Artenschutz – Tatsachen zum Genehmigungszeitpunkt entscheidend
Zum Artenschutz stellt das BVerwG in seinem Urteil genauso deutlich wie in der mündlichen Verhandlung klar, dass die artenschutzrechtliche Prüfung auf die im Zeitpunkt der Genehmigungsentscheidung vorhandenen naturräumlichen Gegebenheiten beschränkt ist. Das OVG hatte in der Vorinstanz die Auffassung geäußert, dass auch sehr wahrscheinliche zukünftige Entwicklungen bei der Prüfung der Artenschutzverbote zu berücksichtigen seien. Dieser Annahme erteilt das BVerwG in seinem Urteil eine eindeutige Absage.
§ 6 WindBG zeitlich nicht anwendbar
Das BerwG befasst sich auch mit Fragen der zeitlichen Anwendung von § 6 WindBG. Für das vorliegende Windenergievorhaben konnten seiner Auffassung nach die Erleichterungen des § 6 WindBG nicht genutzt werden.
Genehmigung war bereits erteilt
§ 6 WindBG sei hier auch freiwillig nicht zeitlich anwendbar, da die Anwendung von § 6 WindBG erst begehrt wurde, nachdem die streitgegenständliche Genehmigung in Form eines Teilabhilfebescheides im Widerspruchsverfahren bereits ergangenen war.
Entscheidung über die Genehmigung als „endgültige Entscheidung“
Die „endgültige Entscheidung“ i.

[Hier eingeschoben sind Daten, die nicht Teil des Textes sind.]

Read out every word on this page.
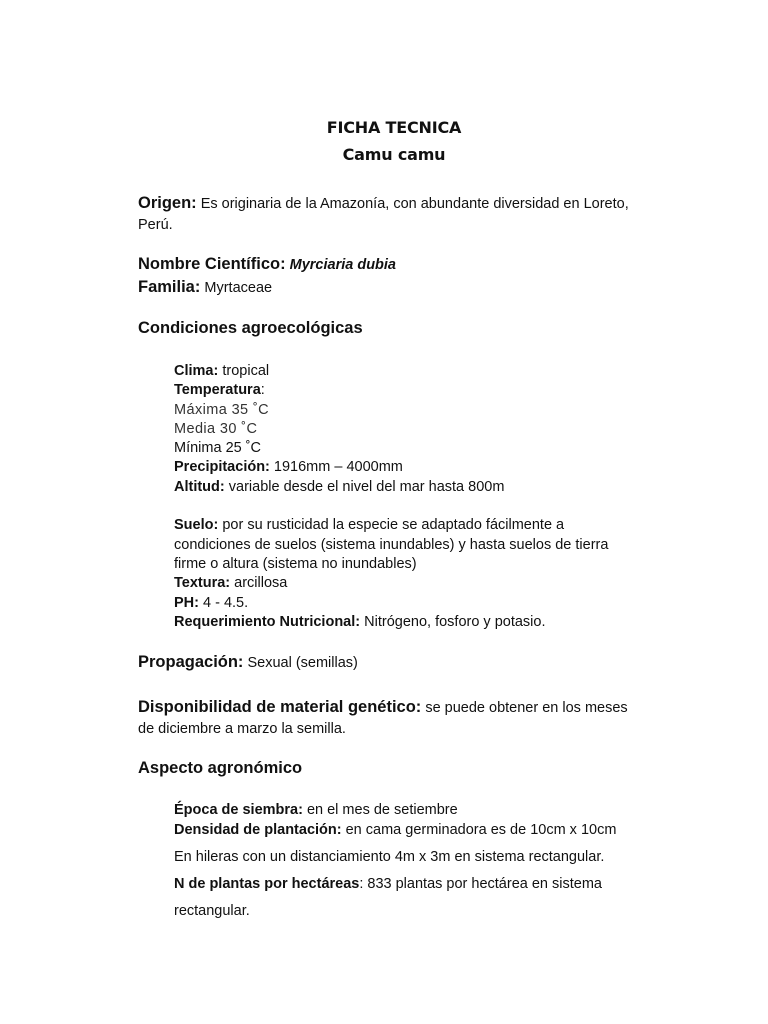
FICHA TECNICA
Camu camu
Origen: Es originaria de la Amazonía, con abundante diversidad en Loreto,
Perú.
Nombre Científico: Myrciaria dubia
Familia: Myrtaceae
Condiciones agroecológicas
Clima: tropical
Temperatura:
Máxima 35 ˚C
Media 30 ˚C
Mínima 25 ˚C
Precipitación: 1916mm – 4000mm
Altitud: variable desde el nivel del mar hasta 800m
Suelo: por su rusticidad la especie se adaptado fácilmente a
condiciones de suelos (sistema inundables) y hasta suelos de tierra
firme o altura (sistema no inundables)
Textura: arcillosa
PH: 4 - 4.5.
Requerimiento Nutricional: Nitrógeno, fosforo y potasio.
Propagación: Sexual (semillas)
Disponibilidad de material genético: se puede obtener en los meses
de diciembre a marzo la semilla.
Aspecto agronómico
Época de siembra: en el mes de setiembre
Densidad de plantación: en cama germinadora es de 10cm x 10cm
En hileras con un distanciamiento 4m x 3m en sistema rectangular.
N de plantas por hectáreas: 833 plantas por hectárea en sistema
rectangular.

S. d. § 6 Abs. 2 S. 3 WindBG, bis zu der die Anwendung von § 6 WindBG verlangt werden konnte, sei aber eben diese Genehmigung. Auf die Bestandskraft einer Genehmigung – gegebenenfalls erst nach Abschluss eines (mehrinstanzlichen) gerichtlichen Verfahrens – komme es demgegenüber nicht an. Diese Auffassung leitet das BVerwG in erster Linie aus den Vorgaben der dem § 6 WindBG zugrunde liegenden EU-Notfallverordnung ab.

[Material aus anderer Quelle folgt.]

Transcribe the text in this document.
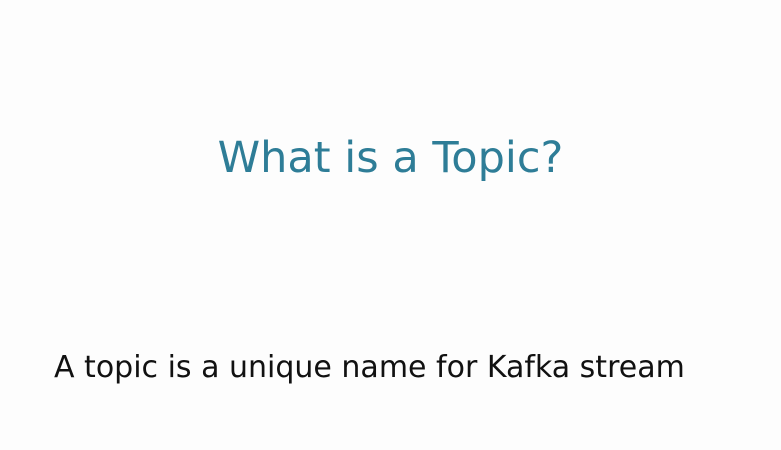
What is a Topic?
A topic is a unique name for Kafka stream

Rechtslage bei Widerspruchsverfahren weiter unklar
Nicht hinreichend klar geht aus den Urteilsgründen hervor, wie sich das BVerwG positioniert hätte, wenn sich das Verfahren zum Zeitpunkt des getätigten Begehrens um Anwendung des § 6 WindBG noch im Widerspruchsverfahren befunden hätte. Wäre § 6 WindBG auch dann nicht anwendbar, weil die Entscheidung über die Genehmigung im Ausgangsverfahren die „endgültige Entscheidung“ ist? Oder wäre das dann erst die Entscheidung über den Widerspruch als letzte behördliche Entscheidung?
Fazit
Das BVerwG hat in seiner Entscheidung wichtige höchstrichterliche Ergänzungen im „Fahrplan“ zum Habitatschutz und zur Natura-2000-Verträglichkeitprüfung vorgenommen. Nun bleibt abzuwarten, ob Behörden und Gutachter sich hiermit sicherer und zügiger durch die Verträglichkeitsprüfungen bzw. Vorprüfungen gerade für Projekte außerhalb der Schutzgebiete bewegen.
Ebenso ist zu begrüßen, dass das BVerwG den in der Vorinstanz angenommenen Ausweitungen für die Artenschutzprüfung deutlich entgegengetreten ist. Allerdings hat das BVerwG in diesem Zusammenhang im Anschluss an sein viel diskutiertes Urteil zu nachträglichen Fledermausabschaltungen die dauerhaften Betreiber- und Überwachungspflichten erneut betont.
Für den zeitlichen Anwendungsbereich des § 6 WindBG klärt das Urteil höchstrichterlich, dass die freiwillige Anwendung von § 6 WindBG erst in einem gerichtlichen Verfahren oder anlässlich eines gerichtlichen Verfahrens gegen eine bereits erteilte Genehmigung nicht mehr möglich ist. Unklar bleibt hingegen weiter, ob § 6 WindBG anwendbar ist, wenn ein solches Begehren bereits in einem Widerspruchsverfahren gegen eine Genehmigung oder zum Erhalt einer Genehmigung geäußert wurde.